Stiamo infatti parlando di un fenomeno interno all’organizzazione
aziendale , una sorta di “specchio” da cui poter osservare in modo
“privilegiato” le molteplici dinamiche della farmacia ed avere perciò uno
spaccato il più chiaro possibile delle relazioni, dei confini e degli
“scambi”, interni ed esterni, che prendono vita.
Quella dell’analisi del clima lavorativo, insomma, é un’indagine
sostanzialmente diagnostica, perché vengono valutati vari indicatori al
fine di ottenere un quadro della situazione.
Sono più di uno, naturalmente, i metodi e i criteri che possono essere
assunti in questa valutazione, come la qualità del rapporto con il
titolare, la qualità del rapporto con e tra i colleghi, il senso di
appartenenza aziendale (che ci pare, francamente, quello di maggior
rilievo), la collaborazione e la coesione all’interno del “gruppo”, e come
pure lo stesso ambiente fisicamente inteso, la sicurezza in genere , il
comfort, la libertà di espressione, la chiarezza dei ruoli e delle
funzioni, ecc..
L’indagine, infine, può essere condotta anche ricorrendo, magari , a
questionari standard ovvero, preferibilmente, predisposti ad hoc in
funzione dei fini prefissati e delle dimensioni aziendali.

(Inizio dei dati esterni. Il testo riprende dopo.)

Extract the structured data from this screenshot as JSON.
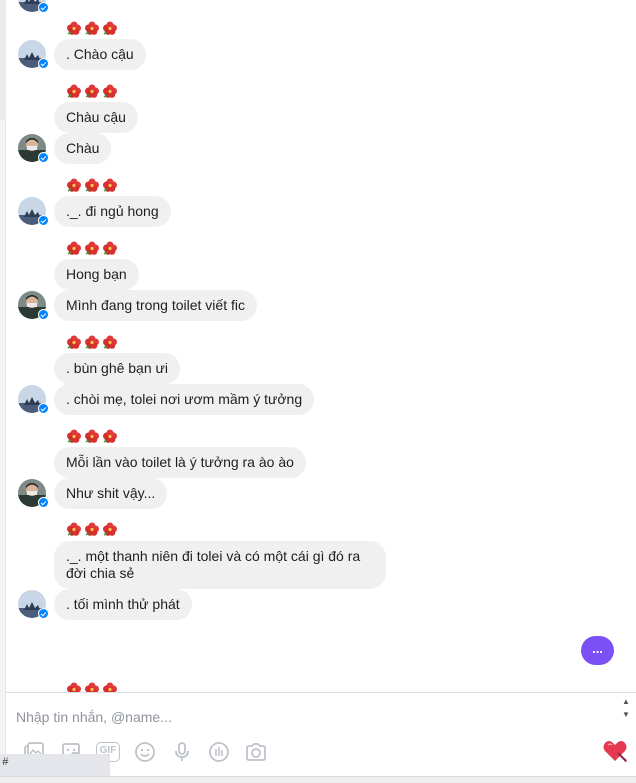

Passando, infine, alla formazione del personale dipendente, si tratta di
aiutare persone (ma anche gruppi ed organizzazioni di più soggetti) ad
apprendere, diciamo, per “cambiare”, cioè per raggiungere i propri
obiettivi e anche i traguardi organizzativi.
Per “apprendere” non si intende soltanto la mera acquisizione di nuove
cognizioni (che in ogni caso possono aiutare…), ma anche la crescita di
identità professionali e/o relazionali, la creazione di nuovi atteggiamenti
e/o identità culturali.
Tutto questo richiede evidentemente , anche e soprattutto, una
partecipazione da parte del datore di lavoro efficace e sistematica, perché
la formazione del lavoratore è una sorta di “terapia per normali”,
finalizzata al miglioramento personale e/o professionale e
all’acquisizione di maggiore competenza e sicurezza in se stessi.
Anzi, l’ambiente lavorativo (eccoci dunque ancora al clima aziendale)
dovrebbe riservare, proprio per rivelarsi nel concreto anche “aggregante”,
un’attenzione continua alla formazione, mai minacciosa, ma sempre mirata al
conseguimento da parte del lavoratore della massima professionalità
possibile.
Concludendo questa “trilogia” sulla psicologia nei rapporti di lavoro,
segnaliamo con soddisfazione di aver ricevuto numerosi segnali di
gradimento del tema da parte dalle farmacie (e anche, per la verità,
qualche nota di ironia…) , e del resto, specie laddove i dipendenti siano
più di uno, non è difficile scoprire che questi aspetti, magari talora
soltanto latenti, in realtà involgono in modo importante i rapporti di
lavoro, meritando perciò la giusta attenzione anche dei datori di lavoro.